Через два месяца Бартон уже не мог подняться по лестнице на второй этаж. Томас подхватывал собаку на руки и тащил к себе в спальню. Как-то раз Лабрадор мирно проспал с ним в постели всю ночь, а на рассвете вдруг начал жалобно поскуливать. Томас бросился за мамой.

Утром Бартону лучше не стало, и они вызвали ветеринара на дом.

— Знаешь, с нашей стороны просто нечестно позволять Бартону так мучиться дальше, — сказала леди Энн сыну. — Ты же сам видишь, как он страдает, Томас.

— Но я не хочу, чтоб он умирал! — воскликнул Томас и крепко обнял старого друга за шею.

Бартон взглянул на своего хозяина, попытался подняться на ноги, но сил не осталось, и он снова опустил голову на пол.

— Он нам доверяет. Верит, что мы поможем ему. Ты должен понять это, Том. — И Томас понял. Порой любовь бывает беспощадна.

Поцеловал пса и крепко держал его за лапу, пока ветеринар наполнял шприц. Собака умерла мгновенно. Этого Томас тоже никогда не забудет: насколько хрупка грань между жизнью и смертью.

Они с мамой похоронили Бартона в саду, под старым вязом у северной калитки, так чтоб Томас мог видеть из окна спальни его могилу. Потом они еще долго стояли рядом, взявшись за руки, и молились. Благодарили бога за то, что он подарил им радость общения с Бартоном. А на следующий день Томас соорудил деревянный крест, вырезал на нем имя собаки и даты и глубоко воткнул в землю под вязом.


Леди Энн подумывала купить щенка еще до того, как умер Бартон, чтоб у Томаса уже была другая собака, когда Бартона не станет. Но почему-то не сделала этого. Возможно, ей казалось просто нечестным, если рядом со старым, теряющим силы псом будет бегать веселый шаловливый щенок и все внимание Томаса будет принадлежать ему.

Леди Энн позаботилась о том, чтоб Томас мог должным образом оплакать умершего друга. Они с Томасом ходили к болоту, собирали у его края дикие цветы и украшали ими могилу собаки, но вскоре леди Энн поняла, что от таких прогулок становится только хуже. Томас должен забыть случившееся, и чем скорее, тем лучше. Незачем ему часами просиживать на берегу и ждать, что, прыгая через дюны, к нему примчится старый добрый друг Бартон. Он должен наконец понять, что собака ушла навсегда и ничто ее уже не вернет.

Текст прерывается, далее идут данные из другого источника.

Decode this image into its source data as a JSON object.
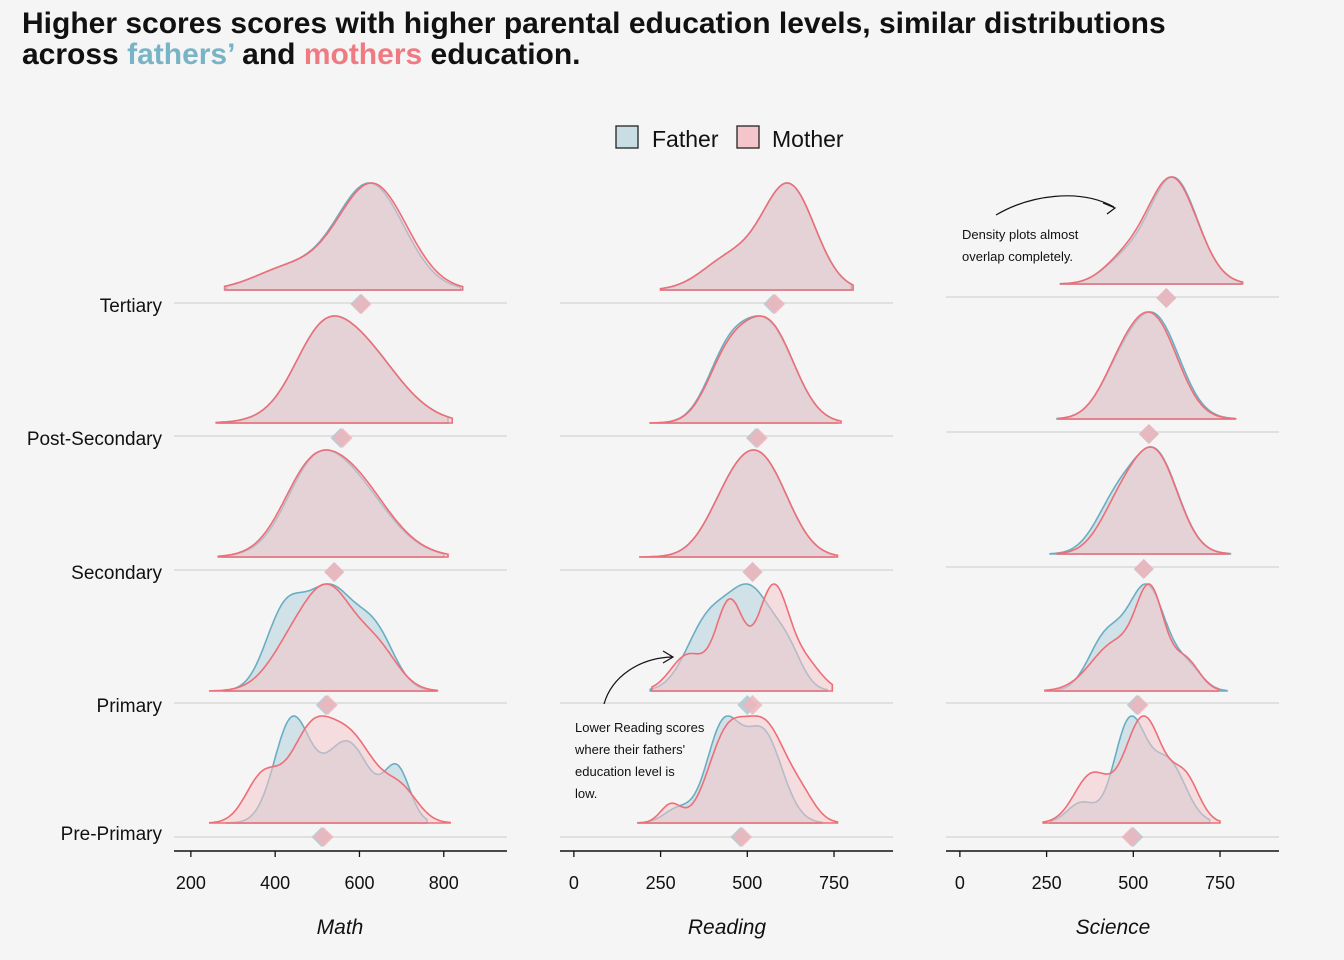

Недели через две леди Энн решила, что настало время действовать. После завтрака Томас сидел на ступеньках у входа и смотрел, как утреннее солнце, просвечивающее сквозь тисовые деревья, рисует узоры на ковре в холле. Рядом с ним лежала книга в бумажной обложке, «Робинзон Крузо», но со дня смерти Бартона он не прочитал в ней ни строчки. Море сегодня было на удивление спокойным, и Томас глядел на лужайку у изгороди, на соседские дома по ту сторону дороги и чувствовал себя страшно одиноким. Ему некуда было идти и нечего делать.

Из этого сонного состояния вывел голос матери. Она окликала его с лестницы.

— Иди сюда, Том, пора паковать вещи.

— Паковать вещи? Зачем?

— Мы уезжаем в Лондон. Сегодня же. Я обо всем договорилась.

— Лондон… Но зачем нам в Лондон?

— Мы едем на каникулы, Том. Смена обстановки. Чтоб щечки твои хоть немного порозовели, чтоб ты перестал бродить как потерянный, похожий на кармутское привидение.

— Да ничего я не похож на кармутское привидение! Ведь всем известно, это была женщина, убившая мужа ножом для резки мяса, и я не…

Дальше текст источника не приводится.